Sarah H., born the 6th of July, 1842; Riley C., born the 15th of Dec., 1843, died the 9th of January, 1870 (he fought bravely with the boys in blue in the late Civil War); Amanda H., born the 23rd of August, 1845; Cornelia, born the 24th of June, 1847; Ellen E., born the 9th of May, 1849; Charles, born the 5th of January, 1851, died the 9th of January, 1851; Gilbert, born the 4th of January, 1852 (he had his hand taken off in a cane-crusher in 18663); Julietta A., born the 2nd of November, 1853; William A., born the 20th of August 1855; Levi Peter, born the 21st of August, 1857; Daniel Clark, born the 23rd of January, 1859, died the 12th of February, 1859; Louis E., born the 9th of January, 1860, died the 18th of February, 1864; Martha M., born the 3rd of January, 1862 (became deaf in 1870. She married a deaf school-mate, and they are now living in Chicago, where he husband now occupies a position in the post-office.)
Sarah, daughter of Jacob, born the 29th of June, 1817. Married Isaac Kapper4 the 14th of May, 1842. Her husband died. Two daughters and one son were born. She married again to Daniel Brobst, the 19th of August, 1865. Her second husband also died, but she is still living in Lehigh Co., PA.
Charles, son of Jacob, born the 8th of August, 1819. Married Julia Fosselman the 21st of January, 1842. In 1854 he moved to La Salle Co., Ill. There he bought 100 acres in Waltham township. He remained there farming until 1883, when he rented his farm to his son Albert, and moved to Ottawa a retired farmer5. They had eleven children.
Aaron, son of Jacob, was born the 29th of Sept., 1820; married the 30th of December, 1851, to Miss Julia Sullivan. One child was born – Ellen. He moved to La Salle Co., Ill, in 1854. Bought 100 acres of land. Died there the 23rd of May, 1855.
Elizabeth, daughter of Jacob, was born the 13th of July, 1822; died the 12th of March, 1837.
Lucinda, youngest daughter of Jacob, was born the 29th of February, 1824, died the 9th day of January, 1846, unmarried.
Part 4 of Enoch’s family history will conclude with detailed information about his nine married children and his grandchildren. He continues, as in the other 3 parts, to include intriguing items about their lives.
Notes to Enoch’s history:
- The infant mortality rate in 1900 was 16.5%. Three of Enoch’s thirteen children (Christina, John and Henry) died as infants which is a 23% infant mortality rate. Daughter Mary died at the age of 18.

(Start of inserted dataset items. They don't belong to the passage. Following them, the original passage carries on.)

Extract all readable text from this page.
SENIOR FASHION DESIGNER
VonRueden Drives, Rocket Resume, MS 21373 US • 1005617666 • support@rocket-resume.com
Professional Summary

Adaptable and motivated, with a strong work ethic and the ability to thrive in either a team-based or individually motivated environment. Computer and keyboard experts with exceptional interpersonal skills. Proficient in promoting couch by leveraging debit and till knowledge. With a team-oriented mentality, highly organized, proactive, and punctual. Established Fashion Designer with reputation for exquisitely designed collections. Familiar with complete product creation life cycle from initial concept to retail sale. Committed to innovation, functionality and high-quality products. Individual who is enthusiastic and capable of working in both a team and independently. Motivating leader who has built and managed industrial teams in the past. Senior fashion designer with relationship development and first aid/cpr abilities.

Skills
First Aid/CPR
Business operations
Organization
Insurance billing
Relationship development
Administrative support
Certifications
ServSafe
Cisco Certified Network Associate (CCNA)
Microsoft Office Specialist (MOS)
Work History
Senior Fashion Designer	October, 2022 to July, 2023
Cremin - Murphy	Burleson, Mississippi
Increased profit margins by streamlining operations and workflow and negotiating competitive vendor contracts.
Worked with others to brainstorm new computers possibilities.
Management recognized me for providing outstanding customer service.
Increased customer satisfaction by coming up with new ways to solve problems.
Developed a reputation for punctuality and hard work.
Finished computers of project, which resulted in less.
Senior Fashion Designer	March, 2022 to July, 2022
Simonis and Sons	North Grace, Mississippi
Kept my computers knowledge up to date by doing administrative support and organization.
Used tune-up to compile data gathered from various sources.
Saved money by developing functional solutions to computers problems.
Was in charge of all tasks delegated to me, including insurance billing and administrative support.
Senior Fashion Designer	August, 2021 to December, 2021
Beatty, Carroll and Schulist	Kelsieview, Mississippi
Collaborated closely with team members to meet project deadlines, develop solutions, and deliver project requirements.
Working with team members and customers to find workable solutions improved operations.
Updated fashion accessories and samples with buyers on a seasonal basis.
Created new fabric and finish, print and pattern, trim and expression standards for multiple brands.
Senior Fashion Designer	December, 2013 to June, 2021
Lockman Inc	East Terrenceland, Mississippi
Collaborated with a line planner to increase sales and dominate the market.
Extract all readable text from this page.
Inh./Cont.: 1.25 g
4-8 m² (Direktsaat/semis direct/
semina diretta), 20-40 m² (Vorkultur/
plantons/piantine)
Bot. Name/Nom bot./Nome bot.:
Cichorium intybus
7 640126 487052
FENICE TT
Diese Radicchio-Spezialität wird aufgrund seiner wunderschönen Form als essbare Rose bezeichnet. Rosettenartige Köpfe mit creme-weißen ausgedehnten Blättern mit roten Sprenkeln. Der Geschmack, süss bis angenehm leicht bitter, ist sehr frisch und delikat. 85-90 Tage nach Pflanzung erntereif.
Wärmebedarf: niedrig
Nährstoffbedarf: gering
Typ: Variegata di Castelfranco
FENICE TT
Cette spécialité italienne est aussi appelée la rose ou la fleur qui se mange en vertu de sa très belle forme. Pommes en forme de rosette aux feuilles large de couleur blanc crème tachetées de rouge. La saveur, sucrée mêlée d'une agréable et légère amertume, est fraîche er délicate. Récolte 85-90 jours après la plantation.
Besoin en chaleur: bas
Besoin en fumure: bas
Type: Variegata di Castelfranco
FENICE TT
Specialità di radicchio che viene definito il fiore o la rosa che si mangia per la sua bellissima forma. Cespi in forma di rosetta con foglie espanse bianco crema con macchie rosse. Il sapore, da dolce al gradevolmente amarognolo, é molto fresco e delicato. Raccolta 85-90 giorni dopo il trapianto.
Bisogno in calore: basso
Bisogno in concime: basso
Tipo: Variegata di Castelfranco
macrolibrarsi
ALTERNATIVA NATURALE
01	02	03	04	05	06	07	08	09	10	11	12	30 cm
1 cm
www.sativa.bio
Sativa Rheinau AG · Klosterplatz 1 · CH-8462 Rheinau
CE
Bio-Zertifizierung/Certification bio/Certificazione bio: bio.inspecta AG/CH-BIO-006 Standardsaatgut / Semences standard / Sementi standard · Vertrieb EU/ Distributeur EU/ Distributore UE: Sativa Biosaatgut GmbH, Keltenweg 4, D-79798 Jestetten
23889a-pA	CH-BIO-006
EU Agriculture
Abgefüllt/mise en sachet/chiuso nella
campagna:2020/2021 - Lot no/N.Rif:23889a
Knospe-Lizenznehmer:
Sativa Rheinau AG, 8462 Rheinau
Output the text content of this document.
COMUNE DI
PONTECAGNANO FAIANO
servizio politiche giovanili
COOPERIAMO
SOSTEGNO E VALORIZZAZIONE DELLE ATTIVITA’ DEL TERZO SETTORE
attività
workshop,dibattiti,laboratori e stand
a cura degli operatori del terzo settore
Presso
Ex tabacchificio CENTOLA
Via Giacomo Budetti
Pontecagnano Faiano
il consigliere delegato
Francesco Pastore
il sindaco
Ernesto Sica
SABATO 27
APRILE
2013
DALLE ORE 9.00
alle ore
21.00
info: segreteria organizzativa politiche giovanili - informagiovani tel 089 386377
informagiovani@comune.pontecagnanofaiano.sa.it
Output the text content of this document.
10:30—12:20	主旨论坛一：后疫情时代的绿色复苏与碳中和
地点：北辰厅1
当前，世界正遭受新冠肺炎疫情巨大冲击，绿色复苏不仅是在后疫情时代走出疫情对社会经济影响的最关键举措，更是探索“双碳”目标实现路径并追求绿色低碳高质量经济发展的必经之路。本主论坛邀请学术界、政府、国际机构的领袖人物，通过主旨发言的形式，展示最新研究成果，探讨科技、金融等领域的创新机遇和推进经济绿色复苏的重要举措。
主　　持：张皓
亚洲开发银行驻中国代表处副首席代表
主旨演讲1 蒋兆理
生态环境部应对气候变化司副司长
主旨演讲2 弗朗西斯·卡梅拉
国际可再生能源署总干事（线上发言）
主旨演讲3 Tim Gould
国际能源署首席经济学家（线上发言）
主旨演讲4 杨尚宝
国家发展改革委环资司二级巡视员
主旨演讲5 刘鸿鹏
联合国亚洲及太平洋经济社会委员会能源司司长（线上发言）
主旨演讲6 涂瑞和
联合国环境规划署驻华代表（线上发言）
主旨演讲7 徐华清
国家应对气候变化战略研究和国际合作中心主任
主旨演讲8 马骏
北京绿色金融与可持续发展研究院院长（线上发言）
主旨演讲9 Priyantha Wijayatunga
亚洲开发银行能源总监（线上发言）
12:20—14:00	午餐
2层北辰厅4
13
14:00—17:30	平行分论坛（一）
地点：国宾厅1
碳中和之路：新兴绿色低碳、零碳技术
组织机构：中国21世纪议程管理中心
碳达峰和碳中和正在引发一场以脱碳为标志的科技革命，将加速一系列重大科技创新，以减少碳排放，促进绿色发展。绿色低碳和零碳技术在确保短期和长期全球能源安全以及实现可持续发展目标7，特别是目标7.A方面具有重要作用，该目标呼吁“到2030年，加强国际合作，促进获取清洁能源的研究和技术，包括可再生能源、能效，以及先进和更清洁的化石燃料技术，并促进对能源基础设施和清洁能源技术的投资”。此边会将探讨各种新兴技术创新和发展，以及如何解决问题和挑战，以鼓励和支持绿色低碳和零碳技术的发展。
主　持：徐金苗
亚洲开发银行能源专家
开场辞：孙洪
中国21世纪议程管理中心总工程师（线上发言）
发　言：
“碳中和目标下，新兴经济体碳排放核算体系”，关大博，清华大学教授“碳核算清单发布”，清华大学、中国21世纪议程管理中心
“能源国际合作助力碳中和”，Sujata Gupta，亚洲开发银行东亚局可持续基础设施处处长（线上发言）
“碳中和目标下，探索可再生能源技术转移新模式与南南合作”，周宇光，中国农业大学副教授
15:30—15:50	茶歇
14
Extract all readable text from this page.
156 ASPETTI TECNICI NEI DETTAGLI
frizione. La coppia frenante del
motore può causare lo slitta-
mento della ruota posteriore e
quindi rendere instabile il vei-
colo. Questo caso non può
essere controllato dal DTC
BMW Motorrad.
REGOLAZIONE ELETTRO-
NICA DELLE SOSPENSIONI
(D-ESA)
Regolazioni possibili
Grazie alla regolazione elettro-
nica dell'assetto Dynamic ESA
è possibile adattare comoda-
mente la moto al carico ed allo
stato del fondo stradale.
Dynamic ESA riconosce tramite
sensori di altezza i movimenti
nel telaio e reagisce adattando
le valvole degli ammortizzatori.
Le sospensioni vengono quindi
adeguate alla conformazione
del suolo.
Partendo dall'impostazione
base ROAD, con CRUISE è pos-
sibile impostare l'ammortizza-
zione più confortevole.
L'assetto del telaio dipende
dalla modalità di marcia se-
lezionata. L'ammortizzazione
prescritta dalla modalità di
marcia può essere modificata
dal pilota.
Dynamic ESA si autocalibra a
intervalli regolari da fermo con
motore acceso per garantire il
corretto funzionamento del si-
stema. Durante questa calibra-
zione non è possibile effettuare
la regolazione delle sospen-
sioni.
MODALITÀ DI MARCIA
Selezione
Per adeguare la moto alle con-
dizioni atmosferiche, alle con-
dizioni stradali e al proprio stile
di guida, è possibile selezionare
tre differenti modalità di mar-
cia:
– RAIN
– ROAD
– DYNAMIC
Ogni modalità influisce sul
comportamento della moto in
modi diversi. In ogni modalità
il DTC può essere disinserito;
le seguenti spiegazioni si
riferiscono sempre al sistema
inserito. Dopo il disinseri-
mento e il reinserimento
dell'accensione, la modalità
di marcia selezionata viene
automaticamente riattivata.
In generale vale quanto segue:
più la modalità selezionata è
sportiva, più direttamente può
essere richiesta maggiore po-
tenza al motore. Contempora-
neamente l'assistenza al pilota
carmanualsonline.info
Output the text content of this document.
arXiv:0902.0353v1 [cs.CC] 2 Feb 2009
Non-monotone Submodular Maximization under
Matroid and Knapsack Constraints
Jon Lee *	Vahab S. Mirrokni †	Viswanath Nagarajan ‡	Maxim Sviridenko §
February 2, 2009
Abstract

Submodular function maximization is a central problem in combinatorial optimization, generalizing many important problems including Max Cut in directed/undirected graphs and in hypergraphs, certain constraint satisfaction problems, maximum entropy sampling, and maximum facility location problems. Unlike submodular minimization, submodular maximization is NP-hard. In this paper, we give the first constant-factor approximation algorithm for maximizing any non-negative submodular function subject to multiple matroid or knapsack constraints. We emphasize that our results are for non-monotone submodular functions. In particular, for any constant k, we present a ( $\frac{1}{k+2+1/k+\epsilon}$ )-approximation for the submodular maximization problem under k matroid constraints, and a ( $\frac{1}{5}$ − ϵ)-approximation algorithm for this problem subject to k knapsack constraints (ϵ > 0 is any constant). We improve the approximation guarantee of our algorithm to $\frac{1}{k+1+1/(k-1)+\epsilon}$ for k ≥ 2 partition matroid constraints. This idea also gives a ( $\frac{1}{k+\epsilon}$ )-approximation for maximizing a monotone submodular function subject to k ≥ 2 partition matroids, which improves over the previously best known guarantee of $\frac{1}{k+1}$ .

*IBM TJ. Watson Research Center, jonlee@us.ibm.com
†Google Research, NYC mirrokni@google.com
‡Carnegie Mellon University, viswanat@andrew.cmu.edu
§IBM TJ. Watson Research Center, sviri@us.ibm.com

- Catherine Clark was the niece of George Rogers Clark, Revolutionary War hero, and William Clark of the Lewis and Clark expedition.
- Gilbert lost his hand in a cane crusher, meaning the family must have been raising sugar cane. This machine would have squeezed the sugar juices from the cane for sugar production.
- Enoch likely meant “Knepper” instead of “Kapper”. The Knepper family was present in Albany Twp., Berks Co., but no Kappers can be found.
- The family of Charles b. 1819 thence to his son Albert b. 1859 still own and farm this same land today. More on that family in a future article.